Sunday, December 19, 2010

Get a haircut.

I don't hold many beliefs that I would define as conservative, but I have one very clearly defined one: I like short hair on men. This applies to myself, of course. The difficult part of this is that keeping ones hair nicely trimmed can be difficult when traveling in foreign lands. I encountered this just a few weeks into my travels in the Middle East. At the time I was still very shy about making transactions in languages I didn't speak, and a haircut is certainly a very sensitive transaction. But sick of my my shaggy hair I finally ducked into a barbershop in a small Syrian town and got a haircut. Thankfully the barber set himself to work without requiring much of me. It was (and still is, actually) the most meticulous haircut I have ever had. He worked with only scissors, no clippers, and at the end of it shaved my neckline with a straight razor and foam.

The end result was this:


It seemed super nerdy to me at the time, but it looks almost like the exact haircut I'm trying to get my hairdresser to give me now (I think it's called an 'ivy league').

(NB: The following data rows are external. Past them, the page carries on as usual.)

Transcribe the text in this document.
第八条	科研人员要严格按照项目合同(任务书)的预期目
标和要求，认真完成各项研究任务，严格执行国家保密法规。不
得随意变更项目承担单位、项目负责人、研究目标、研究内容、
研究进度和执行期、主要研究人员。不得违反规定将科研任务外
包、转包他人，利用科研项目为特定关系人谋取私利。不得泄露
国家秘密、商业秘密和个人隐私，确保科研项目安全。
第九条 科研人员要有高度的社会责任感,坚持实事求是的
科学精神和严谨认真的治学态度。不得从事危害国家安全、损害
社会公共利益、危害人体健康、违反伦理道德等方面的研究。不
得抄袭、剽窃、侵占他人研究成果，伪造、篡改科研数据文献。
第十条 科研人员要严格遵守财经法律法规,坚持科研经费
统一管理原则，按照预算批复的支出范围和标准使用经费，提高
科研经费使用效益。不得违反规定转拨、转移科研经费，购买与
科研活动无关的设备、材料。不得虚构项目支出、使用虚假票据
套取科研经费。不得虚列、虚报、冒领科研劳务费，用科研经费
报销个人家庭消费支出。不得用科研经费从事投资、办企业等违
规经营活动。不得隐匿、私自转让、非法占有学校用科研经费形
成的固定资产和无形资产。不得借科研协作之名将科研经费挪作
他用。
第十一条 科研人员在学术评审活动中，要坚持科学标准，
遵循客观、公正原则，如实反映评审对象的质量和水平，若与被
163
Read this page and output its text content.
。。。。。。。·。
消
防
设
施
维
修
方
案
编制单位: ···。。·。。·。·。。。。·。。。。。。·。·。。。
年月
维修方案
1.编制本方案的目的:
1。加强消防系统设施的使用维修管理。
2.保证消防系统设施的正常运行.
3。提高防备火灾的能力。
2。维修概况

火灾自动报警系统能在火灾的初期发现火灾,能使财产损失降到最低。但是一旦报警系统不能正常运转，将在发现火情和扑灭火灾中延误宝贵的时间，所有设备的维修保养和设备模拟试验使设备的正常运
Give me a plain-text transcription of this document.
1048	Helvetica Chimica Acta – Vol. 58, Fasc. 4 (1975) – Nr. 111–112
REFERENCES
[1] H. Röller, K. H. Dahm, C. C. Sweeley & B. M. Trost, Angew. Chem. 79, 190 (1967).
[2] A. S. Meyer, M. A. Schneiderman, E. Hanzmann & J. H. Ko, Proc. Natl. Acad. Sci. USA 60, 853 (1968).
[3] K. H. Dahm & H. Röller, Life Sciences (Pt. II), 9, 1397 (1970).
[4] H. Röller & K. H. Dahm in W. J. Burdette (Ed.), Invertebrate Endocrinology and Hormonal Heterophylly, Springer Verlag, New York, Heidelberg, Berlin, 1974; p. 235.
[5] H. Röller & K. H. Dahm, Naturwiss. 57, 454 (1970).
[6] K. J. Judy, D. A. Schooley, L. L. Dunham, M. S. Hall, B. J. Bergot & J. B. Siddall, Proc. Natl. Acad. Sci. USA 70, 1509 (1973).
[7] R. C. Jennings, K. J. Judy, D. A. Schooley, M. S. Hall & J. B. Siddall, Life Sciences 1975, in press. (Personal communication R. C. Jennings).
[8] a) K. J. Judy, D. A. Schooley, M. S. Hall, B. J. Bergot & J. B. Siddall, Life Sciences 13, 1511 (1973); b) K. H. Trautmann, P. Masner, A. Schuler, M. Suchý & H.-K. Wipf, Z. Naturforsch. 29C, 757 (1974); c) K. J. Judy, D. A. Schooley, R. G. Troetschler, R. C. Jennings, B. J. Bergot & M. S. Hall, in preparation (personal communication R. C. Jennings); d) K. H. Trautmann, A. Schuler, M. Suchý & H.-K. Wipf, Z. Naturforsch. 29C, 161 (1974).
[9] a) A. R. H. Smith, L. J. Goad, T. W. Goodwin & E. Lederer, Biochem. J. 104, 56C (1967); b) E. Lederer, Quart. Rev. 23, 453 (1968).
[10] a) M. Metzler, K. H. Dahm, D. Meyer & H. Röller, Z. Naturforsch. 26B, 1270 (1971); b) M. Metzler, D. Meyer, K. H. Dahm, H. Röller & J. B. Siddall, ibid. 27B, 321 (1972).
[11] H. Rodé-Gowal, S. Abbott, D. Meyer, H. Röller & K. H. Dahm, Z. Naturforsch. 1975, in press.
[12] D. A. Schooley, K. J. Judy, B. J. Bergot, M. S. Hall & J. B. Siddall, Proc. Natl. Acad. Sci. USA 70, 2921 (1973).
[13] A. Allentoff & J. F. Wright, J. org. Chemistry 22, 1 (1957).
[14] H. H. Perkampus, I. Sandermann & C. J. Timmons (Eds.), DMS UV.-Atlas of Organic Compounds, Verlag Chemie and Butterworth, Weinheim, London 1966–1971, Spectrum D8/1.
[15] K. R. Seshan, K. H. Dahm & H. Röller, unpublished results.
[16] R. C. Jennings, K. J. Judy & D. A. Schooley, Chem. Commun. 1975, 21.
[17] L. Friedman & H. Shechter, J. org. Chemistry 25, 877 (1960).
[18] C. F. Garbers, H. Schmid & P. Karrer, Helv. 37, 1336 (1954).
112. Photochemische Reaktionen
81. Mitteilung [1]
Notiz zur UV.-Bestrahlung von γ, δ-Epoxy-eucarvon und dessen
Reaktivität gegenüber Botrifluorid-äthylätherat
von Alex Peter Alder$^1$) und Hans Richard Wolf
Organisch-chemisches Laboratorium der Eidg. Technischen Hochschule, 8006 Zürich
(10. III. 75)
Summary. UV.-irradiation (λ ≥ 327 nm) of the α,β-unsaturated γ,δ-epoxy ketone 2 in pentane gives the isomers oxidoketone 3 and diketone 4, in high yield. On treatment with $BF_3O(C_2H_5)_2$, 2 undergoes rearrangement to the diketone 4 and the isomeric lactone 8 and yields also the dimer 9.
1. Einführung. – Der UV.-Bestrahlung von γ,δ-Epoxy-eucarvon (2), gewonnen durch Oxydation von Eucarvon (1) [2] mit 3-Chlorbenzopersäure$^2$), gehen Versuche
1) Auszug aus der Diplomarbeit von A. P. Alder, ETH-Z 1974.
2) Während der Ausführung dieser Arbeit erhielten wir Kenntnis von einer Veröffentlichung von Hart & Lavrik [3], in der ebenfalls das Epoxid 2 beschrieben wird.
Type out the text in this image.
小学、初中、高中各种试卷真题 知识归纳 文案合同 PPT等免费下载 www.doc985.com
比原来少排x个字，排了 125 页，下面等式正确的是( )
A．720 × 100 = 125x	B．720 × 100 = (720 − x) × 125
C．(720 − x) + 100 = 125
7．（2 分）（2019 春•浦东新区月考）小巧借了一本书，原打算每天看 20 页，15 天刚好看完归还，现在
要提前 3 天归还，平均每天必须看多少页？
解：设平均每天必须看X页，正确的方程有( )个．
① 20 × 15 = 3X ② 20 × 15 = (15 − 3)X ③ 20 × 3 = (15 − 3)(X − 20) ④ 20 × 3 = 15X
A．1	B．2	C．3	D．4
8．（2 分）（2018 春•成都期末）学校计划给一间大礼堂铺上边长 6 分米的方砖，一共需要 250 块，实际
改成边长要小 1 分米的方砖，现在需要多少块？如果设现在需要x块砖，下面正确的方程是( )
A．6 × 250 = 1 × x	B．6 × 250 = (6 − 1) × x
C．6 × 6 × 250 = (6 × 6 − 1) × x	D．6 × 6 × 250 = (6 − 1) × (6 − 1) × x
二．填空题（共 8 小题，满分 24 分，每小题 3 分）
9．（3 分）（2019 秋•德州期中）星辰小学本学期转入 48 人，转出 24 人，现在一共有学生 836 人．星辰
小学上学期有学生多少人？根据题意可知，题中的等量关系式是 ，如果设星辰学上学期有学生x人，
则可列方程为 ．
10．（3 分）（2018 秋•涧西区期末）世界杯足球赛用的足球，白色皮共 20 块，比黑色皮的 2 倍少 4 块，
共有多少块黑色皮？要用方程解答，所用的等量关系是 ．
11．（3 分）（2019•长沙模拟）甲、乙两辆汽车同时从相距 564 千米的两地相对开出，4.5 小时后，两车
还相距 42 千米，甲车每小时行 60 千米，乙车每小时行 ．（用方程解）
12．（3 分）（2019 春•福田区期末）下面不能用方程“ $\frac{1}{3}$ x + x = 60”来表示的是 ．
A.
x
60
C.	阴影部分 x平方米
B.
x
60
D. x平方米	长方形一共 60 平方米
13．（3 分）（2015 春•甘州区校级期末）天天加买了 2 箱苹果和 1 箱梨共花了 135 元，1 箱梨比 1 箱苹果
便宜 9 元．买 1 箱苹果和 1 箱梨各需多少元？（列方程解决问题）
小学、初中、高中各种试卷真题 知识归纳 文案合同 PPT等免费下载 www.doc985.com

A few weeks later, and I was once again in need of a haircut. Not trusting that I would again encounter the ease of my first haircut, I avoided finding a barbershop, and on a strange whim bought a tiny pair of scissors at a stationary store in Aqaba. I cut it that night in my hotel room, with little help from mirrors or much of an idea of what I was doing.

This was the result, which I have to say I don't totally hate:


The back, however, looked like this:


Like I had alopecia or something.

Despite this obvious drawback, I pretty much continued cutting my own hair for the subsequent four years (though I eventually purchased a pair of clippers to make it an easier job).

Saturday, December 18, 2010

An open-ended ticket.

Last month, the first month since I began writing on Primitive Culture in which I did not post a single entry, a major anniversary quietly slipped by. November 2010 marks five years that I have spent living outside of the US, my home country. Though I've been back to visit several times, nearly the entirety of my adult life has been spent living in lands that are not my own-- first South Africa, then Thailand, then South Africa again, and now Taiwan. The fact that I only thought to mark the date a week or so after it had passed is in away a statement on my living abroad. I don't live abroad out of exile, I'm not staying away with a single-minded purpose. While I spent much of my teenage years dreaming of living abroad, I have to admit the fulfillment of that dream seems to have come more through happenstance than choice.


Of course, there had to be an initial choice to set me on that course. Prior to the five years I've just detailed, I was a recent college graduate with little going on in my life, no clue what to do with myself, employed in a travel bookstore. It was a bad combination. Slow days in the shop gave me hours to page through travel guides, making imaginary escape routes. The more I looked the further I went into the unfamiliar. And finally I decided I was ready to buy a ticket. I sent in my application to a University in South Africa, mailed in my passport to get more pages added, and bought a one-way ticket to Istanbul.

In the aftermath of that decision, I've had little opportunity to really look back on the strange place it's taken me. But five years on, I think I'm ready to sort through the history, to become an archaeologist of my own past. I'm ready to open up maps and trace my route back to where it began. I'm not sure yet what I'm looking for. But, somewhat circuitously, I think it might give a hint of where I'm going next.